Il faut voir Searching for Sugar Man.
Son réalisateur Malik Bendjelloul cherchait une idée de film pour une chaîne suédoise, vers 1995. Le voila qui tombe en Afrique du sud, sur un disque d'un type qui lui est totalement inconnu. Le disquaire lui raconte alors cette histoire que personne n'aurait imaginé tout seul, tellement invraisemblable qu'elle passerait presque pour un documenteur type Forgotten Silver.
Sugar Man est un documentaire, aboutissement sur la redécouverte d'un artiste qui était célèbre sans le savoir. Ce périple eu lieu à la fin des années 90, et aujourd'hui il n'a échappé à personne que les disques de "Sugar Man" ont envahi les rayons. Bendjelloul part à la recherche de tous ceux qui ont pu côtoyer ce chanteur guitariste américain, Sixto Rodriguez. Celui-ci sortit deux albums dans les années 70 et en vendit six exemplaires, avant de disparaître complètement de la circulation. Ses chansons, poétiques, rafraîchissantes et aux sonorités dylanesques troublantes, se retrouvent on ne sait comment en Afrique du Sud, du temps de l'apartheid. Je ne peux en dire plus sans vous gâcher le plaisir, sinon que le régime en place de l'Afrique du sud a empéché toute fuite à l'étranger de ses disques, alors qu'ils devenaient de véritables hymnes d'une certaine jeunesse blanche et libérale, se vendant comme des petits pains.
Ce documentaire est classique dans sa forme. il s'agit essentiellement d'interviews de personnalités diverses -journalistes, disquaires, producteurs.
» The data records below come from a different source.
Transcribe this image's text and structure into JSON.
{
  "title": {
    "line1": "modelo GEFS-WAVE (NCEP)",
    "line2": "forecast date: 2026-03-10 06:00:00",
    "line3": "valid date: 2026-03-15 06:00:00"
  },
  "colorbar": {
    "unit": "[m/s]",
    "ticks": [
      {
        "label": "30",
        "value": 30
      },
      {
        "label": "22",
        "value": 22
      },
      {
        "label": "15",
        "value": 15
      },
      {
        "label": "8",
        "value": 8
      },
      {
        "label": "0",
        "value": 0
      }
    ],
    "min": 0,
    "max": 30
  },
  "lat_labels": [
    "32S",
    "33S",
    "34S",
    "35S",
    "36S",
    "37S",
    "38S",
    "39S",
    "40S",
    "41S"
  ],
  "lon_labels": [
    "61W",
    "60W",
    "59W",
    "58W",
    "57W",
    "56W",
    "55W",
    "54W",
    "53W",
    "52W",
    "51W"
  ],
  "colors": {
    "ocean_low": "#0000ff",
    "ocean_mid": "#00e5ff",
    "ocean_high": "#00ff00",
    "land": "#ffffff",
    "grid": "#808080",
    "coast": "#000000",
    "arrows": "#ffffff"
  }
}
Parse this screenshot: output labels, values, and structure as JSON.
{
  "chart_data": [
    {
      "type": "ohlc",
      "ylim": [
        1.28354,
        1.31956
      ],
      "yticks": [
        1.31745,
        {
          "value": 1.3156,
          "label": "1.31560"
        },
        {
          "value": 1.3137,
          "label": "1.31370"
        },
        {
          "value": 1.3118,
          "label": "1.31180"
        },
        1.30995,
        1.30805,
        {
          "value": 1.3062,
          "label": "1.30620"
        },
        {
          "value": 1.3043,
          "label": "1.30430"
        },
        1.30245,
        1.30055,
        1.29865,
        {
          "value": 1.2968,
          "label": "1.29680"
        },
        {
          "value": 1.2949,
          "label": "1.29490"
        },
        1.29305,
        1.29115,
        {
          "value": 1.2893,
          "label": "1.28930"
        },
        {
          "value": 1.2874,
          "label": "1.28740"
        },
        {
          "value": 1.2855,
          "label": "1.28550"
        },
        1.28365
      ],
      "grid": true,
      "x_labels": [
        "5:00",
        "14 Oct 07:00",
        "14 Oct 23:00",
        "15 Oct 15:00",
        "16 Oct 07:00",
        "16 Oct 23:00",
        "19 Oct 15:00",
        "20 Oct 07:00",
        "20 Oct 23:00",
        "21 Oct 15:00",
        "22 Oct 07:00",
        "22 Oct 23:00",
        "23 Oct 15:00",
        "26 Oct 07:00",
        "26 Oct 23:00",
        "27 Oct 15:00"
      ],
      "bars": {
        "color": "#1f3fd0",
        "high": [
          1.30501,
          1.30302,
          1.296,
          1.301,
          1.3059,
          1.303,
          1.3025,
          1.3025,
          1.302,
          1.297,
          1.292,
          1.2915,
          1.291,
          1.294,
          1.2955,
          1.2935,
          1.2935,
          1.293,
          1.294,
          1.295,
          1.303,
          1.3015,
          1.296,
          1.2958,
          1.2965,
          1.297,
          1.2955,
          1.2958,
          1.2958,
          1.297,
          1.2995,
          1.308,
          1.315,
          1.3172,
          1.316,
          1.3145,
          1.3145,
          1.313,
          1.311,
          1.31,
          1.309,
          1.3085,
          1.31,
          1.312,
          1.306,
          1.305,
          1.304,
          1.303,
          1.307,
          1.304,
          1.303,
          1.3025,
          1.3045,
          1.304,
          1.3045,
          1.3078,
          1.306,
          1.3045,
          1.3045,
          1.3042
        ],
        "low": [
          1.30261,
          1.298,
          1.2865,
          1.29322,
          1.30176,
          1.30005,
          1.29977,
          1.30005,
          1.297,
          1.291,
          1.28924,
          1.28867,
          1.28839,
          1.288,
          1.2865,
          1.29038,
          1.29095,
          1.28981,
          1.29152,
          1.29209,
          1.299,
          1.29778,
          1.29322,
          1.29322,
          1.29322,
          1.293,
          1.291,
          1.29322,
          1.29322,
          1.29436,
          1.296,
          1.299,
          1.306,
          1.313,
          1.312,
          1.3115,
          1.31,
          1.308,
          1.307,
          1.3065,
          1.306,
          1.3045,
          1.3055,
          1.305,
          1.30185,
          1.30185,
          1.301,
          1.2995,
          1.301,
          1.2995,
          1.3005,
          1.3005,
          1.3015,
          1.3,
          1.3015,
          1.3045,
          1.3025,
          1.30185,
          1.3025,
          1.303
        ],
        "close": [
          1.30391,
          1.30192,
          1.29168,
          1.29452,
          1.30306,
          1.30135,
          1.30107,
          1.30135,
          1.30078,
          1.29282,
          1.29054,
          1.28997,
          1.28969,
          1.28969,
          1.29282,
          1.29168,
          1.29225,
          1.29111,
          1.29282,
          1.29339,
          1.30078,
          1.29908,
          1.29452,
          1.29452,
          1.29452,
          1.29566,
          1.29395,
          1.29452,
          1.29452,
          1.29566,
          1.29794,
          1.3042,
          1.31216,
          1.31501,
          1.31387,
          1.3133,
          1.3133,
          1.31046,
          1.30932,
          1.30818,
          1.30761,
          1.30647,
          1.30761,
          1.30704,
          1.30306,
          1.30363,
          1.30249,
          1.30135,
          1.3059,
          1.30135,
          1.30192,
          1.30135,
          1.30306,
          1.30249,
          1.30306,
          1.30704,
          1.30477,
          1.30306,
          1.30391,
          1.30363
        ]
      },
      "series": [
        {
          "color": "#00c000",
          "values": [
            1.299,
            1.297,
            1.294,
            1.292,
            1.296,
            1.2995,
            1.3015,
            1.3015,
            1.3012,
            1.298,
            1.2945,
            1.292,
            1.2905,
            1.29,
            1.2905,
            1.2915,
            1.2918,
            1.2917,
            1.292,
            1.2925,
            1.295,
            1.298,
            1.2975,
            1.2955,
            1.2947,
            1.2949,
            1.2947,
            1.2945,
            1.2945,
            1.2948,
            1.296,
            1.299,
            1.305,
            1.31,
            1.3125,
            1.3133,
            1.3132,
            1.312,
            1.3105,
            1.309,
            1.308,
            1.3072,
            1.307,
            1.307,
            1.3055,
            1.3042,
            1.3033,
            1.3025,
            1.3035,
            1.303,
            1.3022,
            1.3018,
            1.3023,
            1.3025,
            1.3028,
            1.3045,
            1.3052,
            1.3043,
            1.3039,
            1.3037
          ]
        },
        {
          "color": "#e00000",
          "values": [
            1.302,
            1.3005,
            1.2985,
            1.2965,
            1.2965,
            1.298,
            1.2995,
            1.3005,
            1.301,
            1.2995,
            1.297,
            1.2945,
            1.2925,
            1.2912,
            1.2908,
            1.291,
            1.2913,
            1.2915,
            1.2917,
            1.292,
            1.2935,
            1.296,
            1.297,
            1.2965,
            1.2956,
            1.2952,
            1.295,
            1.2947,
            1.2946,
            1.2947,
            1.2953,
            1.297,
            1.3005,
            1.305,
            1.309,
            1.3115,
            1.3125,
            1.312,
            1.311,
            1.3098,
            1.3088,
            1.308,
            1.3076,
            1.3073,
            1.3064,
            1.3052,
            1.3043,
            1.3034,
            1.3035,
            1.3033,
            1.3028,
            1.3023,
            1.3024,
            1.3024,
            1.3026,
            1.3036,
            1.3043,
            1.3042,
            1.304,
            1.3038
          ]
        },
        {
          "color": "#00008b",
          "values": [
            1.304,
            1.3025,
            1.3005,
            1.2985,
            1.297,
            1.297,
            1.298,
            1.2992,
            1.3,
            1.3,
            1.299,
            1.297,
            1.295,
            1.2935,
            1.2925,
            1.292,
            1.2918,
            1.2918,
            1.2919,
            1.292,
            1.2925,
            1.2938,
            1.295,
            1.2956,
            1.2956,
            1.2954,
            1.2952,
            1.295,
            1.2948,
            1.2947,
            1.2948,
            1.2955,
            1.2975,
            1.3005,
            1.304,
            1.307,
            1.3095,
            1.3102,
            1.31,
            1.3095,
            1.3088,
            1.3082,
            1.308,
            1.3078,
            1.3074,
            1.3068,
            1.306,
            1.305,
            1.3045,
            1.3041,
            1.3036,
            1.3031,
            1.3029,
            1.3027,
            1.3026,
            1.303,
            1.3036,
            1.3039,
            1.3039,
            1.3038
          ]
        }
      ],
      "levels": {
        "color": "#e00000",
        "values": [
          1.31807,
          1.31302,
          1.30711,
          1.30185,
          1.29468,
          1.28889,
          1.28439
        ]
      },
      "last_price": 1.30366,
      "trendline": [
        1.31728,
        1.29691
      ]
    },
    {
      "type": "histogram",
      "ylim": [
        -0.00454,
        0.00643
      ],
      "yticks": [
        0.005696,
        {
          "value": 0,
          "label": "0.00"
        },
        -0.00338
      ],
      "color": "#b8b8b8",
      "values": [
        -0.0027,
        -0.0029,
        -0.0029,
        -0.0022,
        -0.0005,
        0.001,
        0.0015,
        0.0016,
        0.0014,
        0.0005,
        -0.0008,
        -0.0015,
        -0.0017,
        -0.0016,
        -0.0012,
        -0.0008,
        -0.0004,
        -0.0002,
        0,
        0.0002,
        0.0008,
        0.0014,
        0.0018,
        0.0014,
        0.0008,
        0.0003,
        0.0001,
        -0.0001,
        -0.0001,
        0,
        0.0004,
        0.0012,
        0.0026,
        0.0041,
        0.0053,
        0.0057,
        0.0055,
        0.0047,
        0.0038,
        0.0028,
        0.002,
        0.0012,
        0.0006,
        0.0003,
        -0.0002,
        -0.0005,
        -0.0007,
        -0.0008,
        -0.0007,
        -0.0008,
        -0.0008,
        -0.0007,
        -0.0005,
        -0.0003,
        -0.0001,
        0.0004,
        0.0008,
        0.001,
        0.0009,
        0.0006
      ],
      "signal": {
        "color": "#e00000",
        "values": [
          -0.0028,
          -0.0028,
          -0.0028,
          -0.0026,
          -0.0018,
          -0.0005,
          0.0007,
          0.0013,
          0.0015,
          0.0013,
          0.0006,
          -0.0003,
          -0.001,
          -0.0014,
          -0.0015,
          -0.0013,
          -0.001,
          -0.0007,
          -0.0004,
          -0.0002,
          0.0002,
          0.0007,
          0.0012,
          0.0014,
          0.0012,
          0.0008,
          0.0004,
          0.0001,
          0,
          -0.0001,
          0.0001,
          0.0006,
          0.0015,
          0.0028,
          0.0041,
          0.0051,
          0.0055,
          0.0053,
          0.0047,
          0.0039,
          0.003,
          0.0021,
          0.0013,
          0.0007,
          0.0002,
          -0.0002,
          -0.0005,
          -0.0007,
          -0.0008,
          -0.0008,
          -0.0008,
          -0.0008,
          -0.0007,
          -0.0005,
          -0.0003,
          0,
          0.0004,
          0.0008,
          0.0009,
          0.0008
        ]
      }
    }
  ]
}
Mais ils sont entrecoupés de belles images d'Amérique, de Johannesbourg, et de passages en une sorte de dessin animé 2D du plus bel effet. Pourtant, le rythme de Sugar Man n'égale pas celui du dératé "The story of Anvil", dans le même genre, qui suivait la carrière d'un groupe de heavy metal oublié qui court encore après la célébrité. Comment lui en vouloir? Bendjelloul s'est retrouvé tout seul pour réaliser son premier film, ses financiers l'ayant lâché au dernier moment. Sachant ça, ce n'est pas seulement de l'indulgence qu'on éprouve, mais aussi une certaine pitié de savoir que ce film aurait pu ne pas voir le jour pour cause de bêtes impératifs capitalistes.
Car "Sugar Man" est une véritable fable, une ode au bonheur et à la joie de vivre, qui redonne confiance en l'humanité. Malik court vainement après ce chanteur qui, il y a encore 15 ans, n'existait même pas aux yeux du reste du monde, n'avait même pas la moindre entrée sur google. Il na jamais touché le moindre centime dû à sa célébrité. Bendjelloul nous fait découvrir un homme touchant, d'une grande sagesse, extrêmement modeste et vivant humblement, pour ne pas dire quasi misérablement. On n'éprouve même pas de la tristesse pour lui: en effet, lui prend toute cette histoire avec beaucoup de légèreté, quand bien même il passa sa vie à travailler péniblement comme manoeuvre de chantier à Detroit, cette ville désertée. Pendant ces 3 décennies, beaucoup d'argent lui était dû, où est-elle passée? Une sacrée histoire...
Il faut voir Sugar Man. Et il faut écouter ses disques.